In cases where her office lacks information or the cause cannot be clearly identified, “we err on the ‘undetermined' side because we don't want to make a mistake,” she said.

dr Turner declined to comment on what police documents and witness statements she had access to when she performed the autopsy. However, in her report she wrote: “Due to the lack of access to information about the circumstances of this death, the cause and manner of death are best classified as undetermined.”

All three independent forensic pathologists said the coroner should have tracked down the information she needed to make a decision. The bleeding in Mr Cameron's throat made it clear he had suffocated, they said.

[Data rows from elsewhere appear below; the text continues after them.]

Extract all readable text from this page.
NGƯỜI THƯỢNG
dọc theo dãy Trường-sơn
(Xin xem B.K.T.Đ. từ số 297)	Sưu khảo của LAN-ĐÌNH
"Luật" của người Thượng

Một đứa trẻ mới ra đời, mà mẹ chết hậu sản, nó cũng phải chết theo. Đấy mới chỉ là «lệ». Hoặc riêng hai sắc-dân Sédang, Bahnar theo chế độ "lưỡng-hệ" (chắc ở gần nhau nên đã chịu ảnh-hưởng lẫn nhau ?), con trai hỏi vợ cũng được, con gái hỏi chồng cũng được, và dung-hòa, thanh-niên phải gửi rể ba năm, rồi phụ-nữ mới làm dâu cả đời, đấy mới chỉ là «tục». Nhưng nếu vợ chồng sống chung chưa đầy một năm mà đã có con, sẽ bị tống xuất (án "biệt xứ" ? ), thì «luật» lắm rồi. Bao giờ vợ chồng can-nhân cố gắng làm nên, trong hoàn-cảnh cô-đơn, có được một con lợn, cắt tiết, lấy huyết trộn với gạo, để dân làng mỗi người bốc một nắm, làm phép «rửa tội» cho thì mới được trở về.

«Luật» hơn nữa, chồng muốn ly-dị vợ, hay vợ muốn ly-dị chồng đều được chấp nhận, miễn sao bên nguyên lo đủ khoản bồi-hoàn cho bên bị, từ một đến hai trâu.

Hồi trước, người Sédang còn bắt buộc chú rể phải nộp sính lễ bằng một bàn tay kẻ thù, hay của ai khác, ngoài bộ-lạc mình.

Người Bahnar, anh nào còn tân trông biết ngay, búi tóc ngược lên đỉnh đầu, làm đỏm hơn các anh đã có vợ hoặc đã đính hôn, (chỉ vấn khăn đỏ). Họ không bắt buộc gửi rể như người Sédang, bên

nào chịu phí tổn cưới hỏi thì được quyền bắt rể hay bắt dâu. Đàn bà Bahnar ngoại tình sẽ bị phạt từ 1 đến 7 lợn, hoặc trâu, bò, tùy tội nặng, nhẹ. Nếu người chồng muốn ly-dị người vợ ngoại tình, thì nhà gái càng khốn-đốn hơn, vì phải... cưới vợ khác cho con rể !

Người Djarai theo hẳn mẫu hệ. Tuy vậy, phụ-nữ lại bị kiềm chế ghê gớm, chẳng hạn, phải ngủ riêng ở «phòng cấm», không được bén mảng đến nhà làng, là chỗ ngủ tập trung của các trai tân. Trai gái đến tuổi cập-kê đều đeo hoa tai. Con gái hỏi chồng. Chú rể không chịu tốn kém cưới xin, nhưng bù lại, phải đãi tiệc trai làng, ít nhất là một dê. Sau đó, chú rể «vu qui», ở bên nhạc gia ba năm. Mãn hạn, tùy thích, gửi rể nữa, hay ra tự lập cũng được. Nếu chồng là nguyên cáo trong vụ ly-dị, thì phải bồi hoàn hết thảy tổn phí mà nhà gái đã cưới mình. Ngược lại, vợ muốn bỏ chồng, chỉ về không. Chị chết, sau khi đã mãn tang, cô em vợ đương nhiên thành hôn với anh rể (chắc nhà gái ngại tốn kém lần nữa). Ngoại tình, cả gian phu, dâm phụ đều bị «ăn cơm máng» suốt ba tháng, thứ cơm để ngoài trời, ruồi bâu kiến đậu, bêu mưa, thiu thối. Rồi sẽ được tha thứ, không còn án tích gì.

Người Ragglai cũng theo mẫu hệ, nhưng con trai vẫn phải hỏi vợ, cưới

“They shouldn't have declared it indefinite and abandoned it,” said Dr. Cyril Wecht, past president of the American College of Legal Medicine and the American Academy of Forensic Science. “It was up to them to get more information from the police.”

A toxicology report found methamphetamine in Mr Cameron's blood, but pathologists agreed the drug did not cause his death.

Coroners said the agency would reconsider the case if requested to do so by the Mississippi Attorney General or the local attorney general's office.

“It was undetermined,” said Mr Tindell, the commissioner for the public safety department. “That doesn't mean it can't be determined later.”

A representative for the attorney general's office referred reporters to District Attorney Bramlett, who did not respond to requests for comment.

In a written response to The Times, Sheriff Bailey said his department cooperated with the Mississippi Bureau of Investigation's investigation and found that the bureau found no wrongdoing.

“Upon request, we will fully cooperate with any law enforcement agency in any future investigation into this incident,” Sheriff Bailey wrote.

Mr Shabazz said he plans to consult with the pathologists and update Ms Lee's lawsuit to include their findings. He hopes the new information will prompt state officials to reconsider the case.

Ms. Lee said she just wanted the world to know the truth.

“That's what they did to my kid,” she said. “You can't tell me it was indefinite.”

Nate Rosenfield and Brian Howey are reporters for the Mississippi Center for Investigative Reporting at Mississippi Today, a nonprofit newsroom that reports on the state.